On 24 April 1959 he was elected to the Royal Academy. On 21 March 1963 he resigned from in protest at the Hanging Committee's rejection of a William Gear painting, also resigning from the London Group and not participating in future mixed exhibitions. On 7 December 1989 he was re-elected as a Senior R.A.

During the Northern Ireland Troubles he produced a series of bronzes (1972-73) known as Women of Belfast in response to the Abercorn Restaurant bombing.
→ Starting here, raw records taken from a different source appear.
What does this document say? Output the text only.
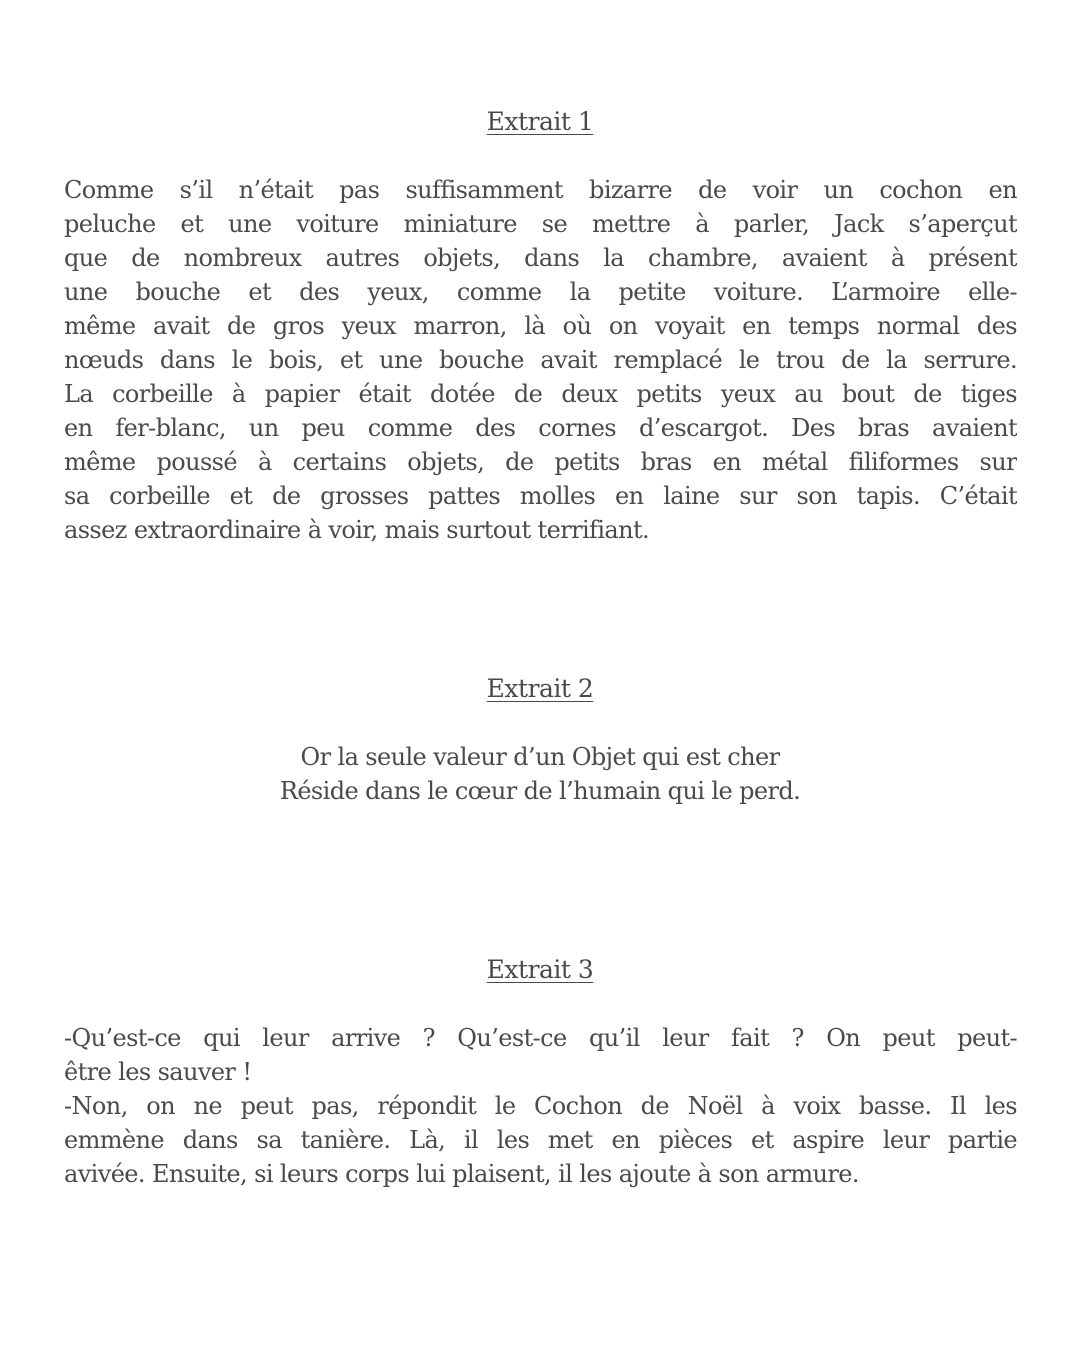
Extrait 1
Comme s’il n’était pas suffisamment bizarre de voir un cochon en
peluche et une voiture miniature se mettre à parler, Jack s’aperçut
que de nombreux autres objets, dans la chambre, avaient à présent
une bouche et des yeux, comme la petite voiture. L’armoire elle-
même avait de gros yeux marron, là où on voyait en temps normal des
nœuds dans le bois, et une bouche avait remplacé le trou de la serrure.
La corbeille à papier était dotée de deux petits yeux au bout de tiges
en fer-blanc, un peu comme des cornes d’escargot. Des bras avaient
même poussé à certains objets, de petits bras en métal filiformes sur
sa corbeille et de grosses pattes molles en laine sur son tapis. C’était
assez extraordinaire à voir, mais surtout terrifiant.
Extrait 2
Or la seule valeur d’un Objet qui est cher
Réside dans le cœur de l’humain qui le perd.
Extrait 3
-Qu’est-ce qui leur arrive ? Qu’est-ce qu’il leur fait ? On peut peut-
être les sauver !
-Non, on ne peut pas, répondit le Cochon de Noël à voix basse. Il les
emmène dans sa tanière. Là, il les met en pièces et aspire leur partie
avivée. Ensuite, si leurs corps lui plaisent, il les ajoute à son armure.
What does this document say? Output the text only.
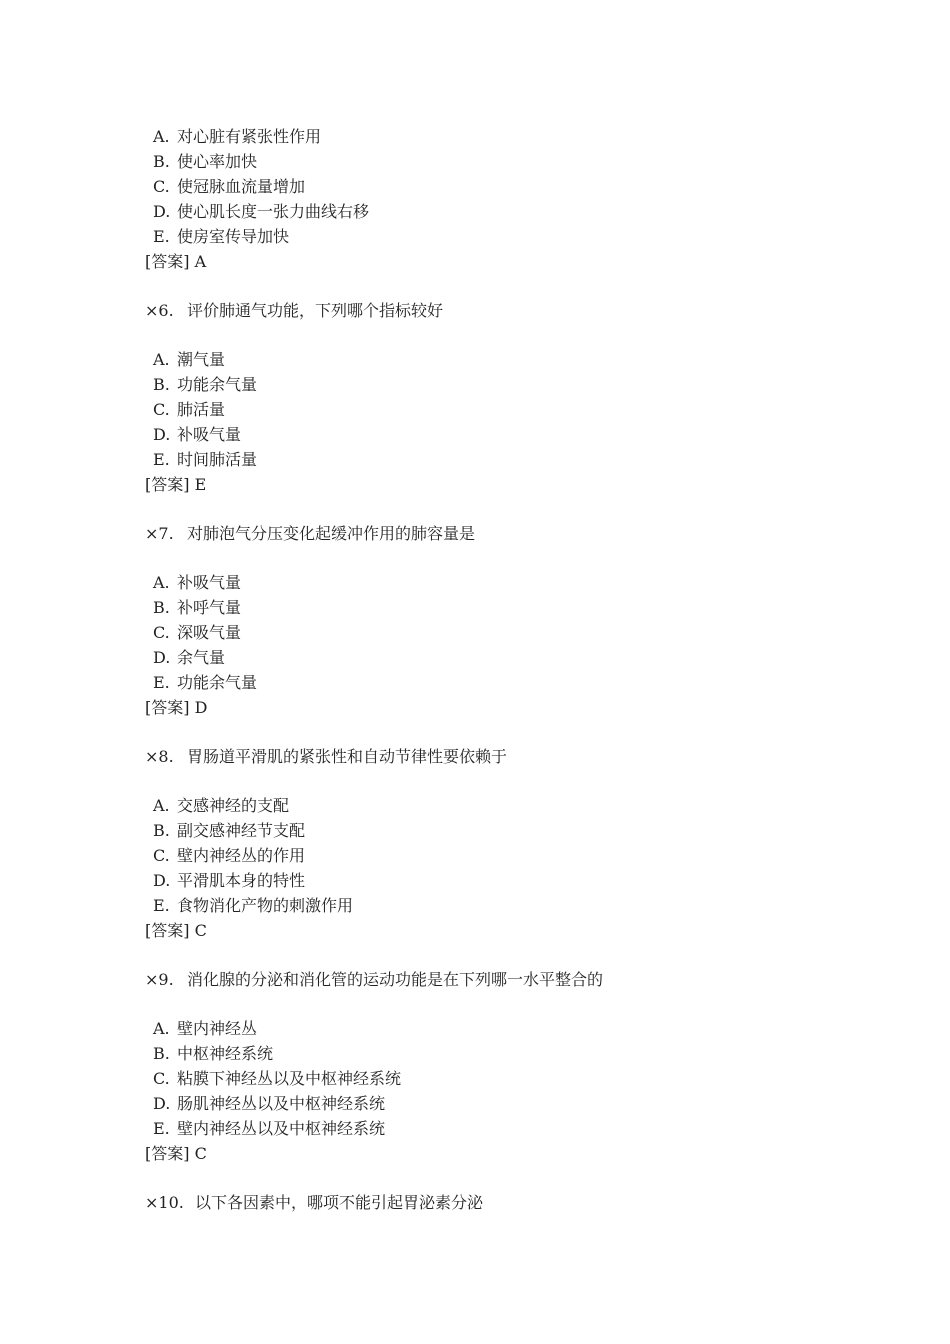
A. 对心脏有紧张性作用
B. 使心率加快
C. 使冠脉血流量增加
D. 使心肌长度一张力曲线右移
E. 使房室传导加快
[答案] A
×6. 评价肺通气功能，下列哪个指标较好
A. 潮气量
B. 功能余气量
C. 肺活量
D. 补吸气量
E. 时间肺活量
[答案] E
×7. 对肺泡气分压变化起缓冲作用的肺容量是
A. 补吸气量
B. 补呼气量
C. 深吸气量
D. 余气量
E. 功能余气量
[答案] D
×8. 胃肠道平滑肌的紧张性和自动节律性要依赖于
A. 交感神经的支配
B. 副交感神经节支配
C. 壁内神经丛的作用
D. 平滑肌本身的特性
E. 食物消化产物的刺激作用
[答案] C
×9. 消化腺的分泌和消化管的运动功能是在下列哪一水平整合的
A. 壁内神经丛
B. 中枢神经系统
C. 粘膜下神经丛以及中枢神经系统
D. 肠肌神经丛以及中枢神经系统
E. 壁内神经丛以及中枢神经系统
[答案] C
×10. 以下各因素中，哪项不能引起胃泌素分泌
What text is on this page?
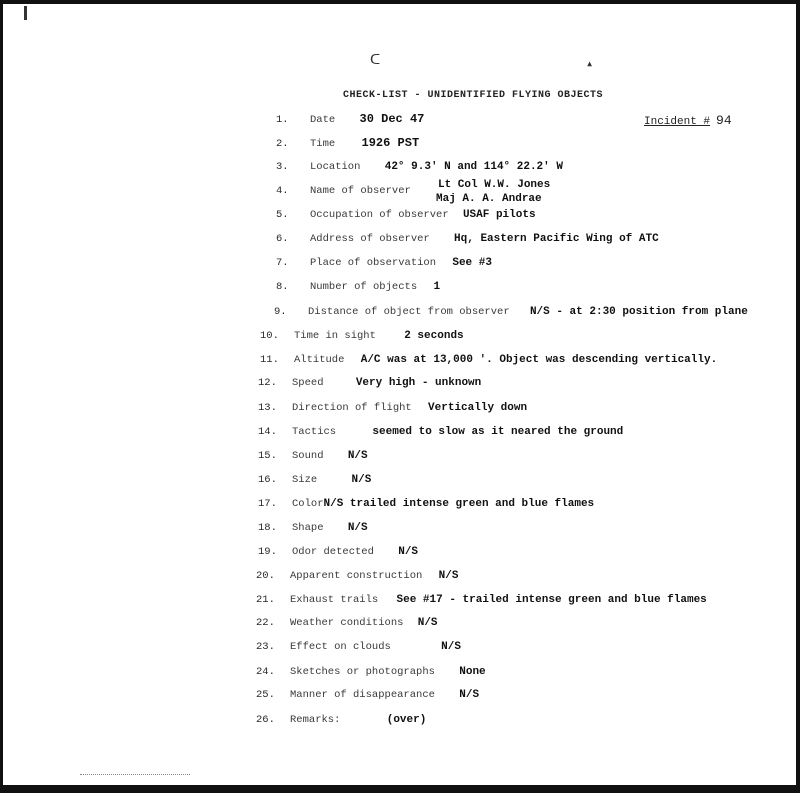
ᑕ	▴
CHECK-LIST - UNIDENTIFIED FLYING OBJECTS
Incident # 94
1. Date 30 Dec 47
2. Time 1926 PST
3. Location 42° 9.3' N and 114° 22.2' W
4. Name of observer Lt Col W.W. Jones
Maj A. A. Andrae
5. Occupation of observer USAF pilots
6. Address of observer Hq, Eastern Pacific Wing of ATC
7. Place of observation See #3
8. Number of objects 1
9. Distance of object from observer N/S - at 2:30 position from plane
10. Time in sight	2 seconds
11. Altitude A/C was at 13,000 '. Object was descending vertically.
12. Speed	Very high - unknown
13. Direction of flight Vertically down
14. Tactics	seemed to slow as it neared the ground
15. Sound N/S
16. Size	N/S
17. ColorN/S trailed intense green and blue flames
18. Shape N/S
19. Odor detected N/S
20. Apparent construction N/S
21. Exhaust trails See #17 - trailed intense green and blue flames
22. Weather conditions N/S
23. Effect on clouds	N/S
24. Sketches or photographs None
25. Manner of disappearance N/S
26. Remarks:	(over)
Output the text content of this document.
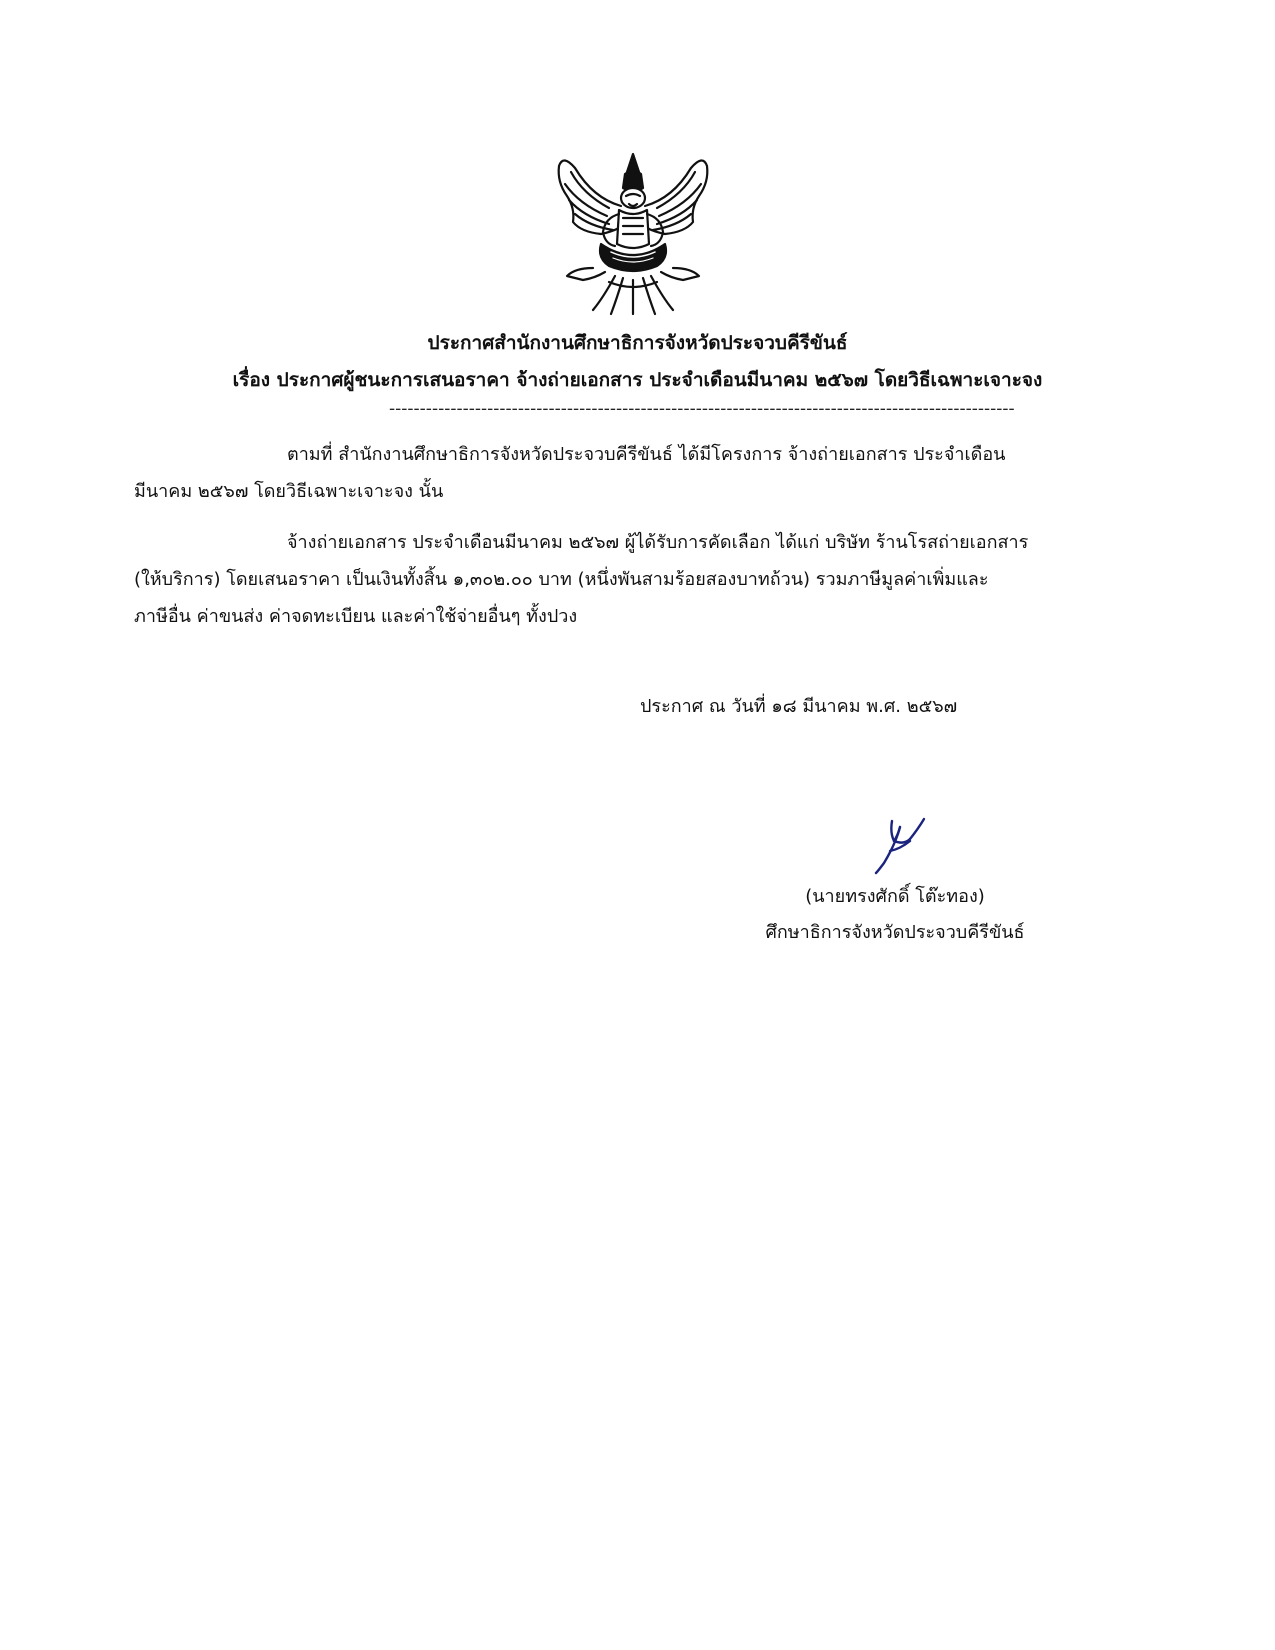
ประกาศสำนักงานศึกษาธิการจังหวัดประจวบคีรีขันธ์
เรื่อง ประกาศผู้ชนะการเสนอราคา จ้างถ่ายเอกสาร ประจำเดือนมีนาคม ๒๕๖๗ โดยวิธีเฉพาะเจาะจง
------------------------------------------------------------------------------------------------------
ตามที่ สำนักงานศึกษาธิการจังหวัดประจวบคีรีขันธ์ ได้มีโครงการ จ้างถ่ายเอกสาร ประจำเดือน
มีนาคม ๒๕๖๗ โดยวิธีเฉพาะเจาะจง นั้น
จ้างถ่ายเอกสาร ประจำเดือนมีนาคม ๒๕๖๗ ผู้ได้รับการคัดเลือก ได้แก่ บริษัท ร้านโรสถ่ายเอกสาร
(ให้บริการ) โดยเสนอราคา เป็นเงินทั้งสิ้น ๑,๓๐๒.๐๐ บาท (หนึ่งพันสามร้อยสองบาทถ้วน) รวมภาษีมูลค่าเพิ่มและ
ภาษีอื่น ค่าขนส่ง ค่าจดทะเบียน และค่าใช้จ่ายอื่นๆ ทั้งปวง
ประกาศ ณ วันที่ ๑๘ มีนาคม พ.ศ. ๒๕๖๗
(นายทรงศักดิ์ โต๊ะทอง)
ศึกษาธิการจังหวัดประจวบคีรีขันธ์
In 1964 he was awarded an Honorary Doctor of Letters from Queen's University Belfast. In 1966 he was appointed CBE and in 1971 he won the Oireachtas Gold Medal. McWilliam is represented in many public collections, including MOMA (New York) and Tate Britain. In 1984 the National Self-Portrait Gallery purchased a McWilliam self-portrait amongst acquisitions from fellow Northerners Brian Ballard, Brian Ferran and TP Flanagan.

The Arts Council of Northern Ireland organised a retrospective of his work in 1981 and a second retrospective was shown at the Tate Gallery in 1989 for his 80th birthday.

He continued carving up to his death. He died of cancer in London on 13 May 1992.

McWilliam's style of work consists of sculptures of the human form contorted into strange positions, often described as modern and surreal.

In September 2009 Banbridge District Council opened a gallery and studio dedicated to the work of and named after McWilliam.